# Na bomba!



## Tritta

Bonjour,
Je cherche l'équivalent très argotique de cette expression en français dans le dialogue suivant (ce sont deux jeunes dans la région de Rome qui parlent):

- Come stai?
- Na bomba!

"Super bien" me semble faible.

Merci d'avance.


----------



## LesCopainsd'abord

Bonjour,
il me semble que "Super !" (avec l'intonation qui va avec) serait plus fort que "Super bien !".
Mais est-ce assez argotique ?


----------



## Garoubet

Vachement bien ou foutrement bien


----------



## Tritta

Merci à vous deux !


----------



## LesCopainsd'abord

Bonjour,

Je reviens à la charge, même 8 jours après, parce que la question me trottait dans la tête et je viens de penser à :

     "du tonnerre !"

Je souhaite signaler que "foutrement" est d'un registre de langue "délicat" - à utiliser avec précautions.

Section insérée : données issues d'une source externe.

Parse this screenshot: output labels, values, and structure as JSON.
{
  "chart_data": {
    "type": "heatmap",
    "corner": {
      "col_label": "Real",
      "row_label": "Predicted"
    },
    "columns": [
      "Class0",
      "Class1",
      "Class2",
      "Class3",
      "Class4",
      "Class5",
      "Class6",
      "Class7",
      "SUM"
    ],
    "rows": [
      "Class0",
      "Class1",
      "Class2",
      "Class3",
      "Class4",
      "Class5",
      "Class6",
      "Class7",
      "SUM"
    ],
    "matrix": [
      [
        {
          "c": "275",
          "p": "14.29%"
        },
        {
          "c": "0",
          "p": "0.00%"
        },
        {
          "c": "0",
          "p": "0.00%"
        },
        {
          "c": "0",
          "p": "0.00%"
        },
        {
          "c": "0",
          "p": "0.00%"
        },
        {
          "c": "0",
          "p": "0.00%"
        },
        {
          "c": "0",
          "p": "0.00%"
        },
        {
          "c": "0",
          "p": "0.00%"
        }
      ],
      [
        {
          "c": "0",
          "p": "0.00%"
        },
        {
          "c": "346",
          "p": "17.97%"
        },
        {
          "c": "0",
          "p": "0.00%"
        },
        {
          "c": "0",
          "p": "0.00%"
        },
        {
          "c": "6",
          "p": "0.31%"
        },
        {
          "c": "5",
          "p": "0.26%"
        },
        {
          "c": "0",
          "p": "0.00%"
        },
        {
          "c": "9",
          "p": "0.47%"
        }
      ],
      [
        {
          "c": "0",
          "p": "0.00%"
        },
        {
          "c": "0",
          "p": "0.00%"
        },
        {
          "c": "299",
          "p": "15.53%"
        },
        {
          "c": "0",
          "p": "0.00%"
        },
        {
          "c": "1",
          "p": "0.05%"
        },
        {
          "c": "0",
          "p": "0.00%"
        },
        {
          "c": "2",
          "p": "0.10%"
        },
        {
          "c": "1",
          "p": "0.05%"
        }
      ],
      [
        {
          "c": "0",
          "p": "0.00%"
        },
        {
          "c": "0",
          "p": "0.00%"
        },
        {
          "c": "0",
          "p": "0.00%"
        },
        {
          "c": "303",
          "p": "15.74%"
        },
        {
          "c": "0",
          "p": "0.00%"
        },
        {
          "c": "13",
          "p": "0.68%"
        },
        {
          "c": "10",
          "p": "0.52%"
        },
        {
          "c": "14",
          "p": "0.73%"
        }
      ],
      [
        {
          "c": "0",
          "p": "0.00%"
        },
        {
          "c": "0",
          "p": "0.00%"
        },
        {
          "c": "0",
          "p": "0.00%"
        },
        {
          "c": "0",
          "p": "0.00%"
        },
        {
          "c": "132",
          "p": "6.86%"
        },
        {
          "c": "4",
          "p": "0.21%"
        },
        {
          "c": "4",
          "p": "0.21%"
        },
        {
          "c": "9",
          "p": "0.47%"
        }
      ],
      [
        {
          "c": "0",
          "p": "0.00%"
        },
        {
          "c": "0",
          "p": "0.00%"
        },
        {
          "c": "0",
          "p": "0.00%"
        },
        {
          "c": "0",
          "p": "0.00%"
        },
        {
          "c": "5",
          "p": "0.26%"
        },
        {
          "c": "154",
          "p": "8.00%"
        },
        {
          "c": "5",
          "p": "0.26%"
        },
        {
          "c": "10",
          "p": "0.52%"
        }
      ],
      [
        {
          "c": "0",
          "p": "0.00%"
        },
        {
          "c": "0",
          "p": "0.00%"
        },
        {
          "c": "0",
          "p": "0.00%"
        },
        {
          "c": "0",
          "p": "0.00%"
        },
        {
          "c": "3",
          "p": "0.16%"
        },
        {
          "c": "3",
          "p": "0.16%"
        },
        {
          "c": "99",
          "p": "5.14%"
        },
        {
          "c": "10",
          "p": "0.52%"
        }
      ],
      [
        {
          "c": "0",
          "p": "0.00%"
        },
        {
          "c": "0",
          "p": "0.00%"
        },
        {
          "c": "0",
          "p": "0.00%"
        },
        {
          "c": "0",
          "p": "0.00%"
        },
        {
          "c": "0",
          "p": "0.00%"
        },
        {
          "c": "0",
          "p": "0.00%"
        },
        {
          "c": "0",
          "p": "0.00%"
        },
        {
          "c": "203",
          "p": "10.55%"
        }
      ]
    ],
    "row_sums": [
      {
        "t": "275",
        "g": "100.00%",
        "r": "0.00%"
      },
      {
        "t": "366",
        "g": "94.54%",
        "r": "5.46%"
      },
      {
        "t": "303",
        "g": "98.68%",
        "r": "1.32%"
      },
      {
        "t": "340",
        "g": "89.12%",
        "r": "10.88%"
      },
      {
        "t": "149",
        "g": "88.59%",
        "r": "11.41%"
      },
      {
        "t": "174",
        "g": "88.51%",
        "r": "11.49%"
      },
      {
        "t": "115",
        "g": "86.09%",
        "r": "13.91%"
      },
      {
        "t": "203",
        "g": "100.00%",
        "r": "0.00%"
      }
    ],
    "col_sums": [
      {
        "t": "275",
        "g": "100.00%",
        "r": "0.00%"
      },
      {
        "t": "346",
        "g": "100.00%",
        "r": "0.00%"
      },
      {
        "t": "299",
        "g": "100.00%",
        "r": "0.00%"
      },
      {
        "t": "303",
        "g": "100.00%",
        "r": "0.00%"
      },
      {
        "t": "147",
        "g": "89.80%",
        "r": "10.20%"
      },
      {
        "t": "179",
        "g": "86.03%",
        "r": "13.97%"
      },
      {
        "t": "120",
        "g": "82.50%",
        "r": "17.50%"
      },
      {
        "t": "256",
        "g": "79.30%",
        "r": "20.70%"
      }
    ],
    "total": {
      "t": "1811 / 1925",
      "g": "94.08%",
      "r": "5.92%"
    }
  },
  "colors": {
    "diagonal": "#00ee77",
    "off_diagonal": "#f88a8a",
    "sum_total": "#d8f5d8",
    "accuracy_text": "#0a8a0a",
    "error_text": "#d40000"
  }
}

Certains le qualifient de vulgaire. D'autres de très familier. Alors que "na bomba" me semble simplement argotique, pas susceptible d'offenser des oreilles délicates    Pour ma part, je ne l'utiliserais pas, alors que "vachement bien" (souvent prononcé "vach'ment bien") passe partout (mais ce n'est pas un language de "jeunes")

Je pense que l'équivalent de "na bomba", s'il s'agissait de qualifier un repas, une sortie, un film... serait "une tuerie".

Bonne journée !


----------



## Tritta

Bonjour ! Et merci une nouvelle fois. Très bonne idée. J'ai eu beau chercher, je n'avais rien trouvé d'autre.


----------



## LesCopainsd'abord

Merci du retour !


----------



## K29CD

" *Impec !* " ou " *Impeccable !* " me semble aussi assez usité dans le langage courant français...


----------



## Tritta

Ah ! oui, c'est pas mal aussi. Merci beaucoup !!


----------



## K29CD

Di niente !


----------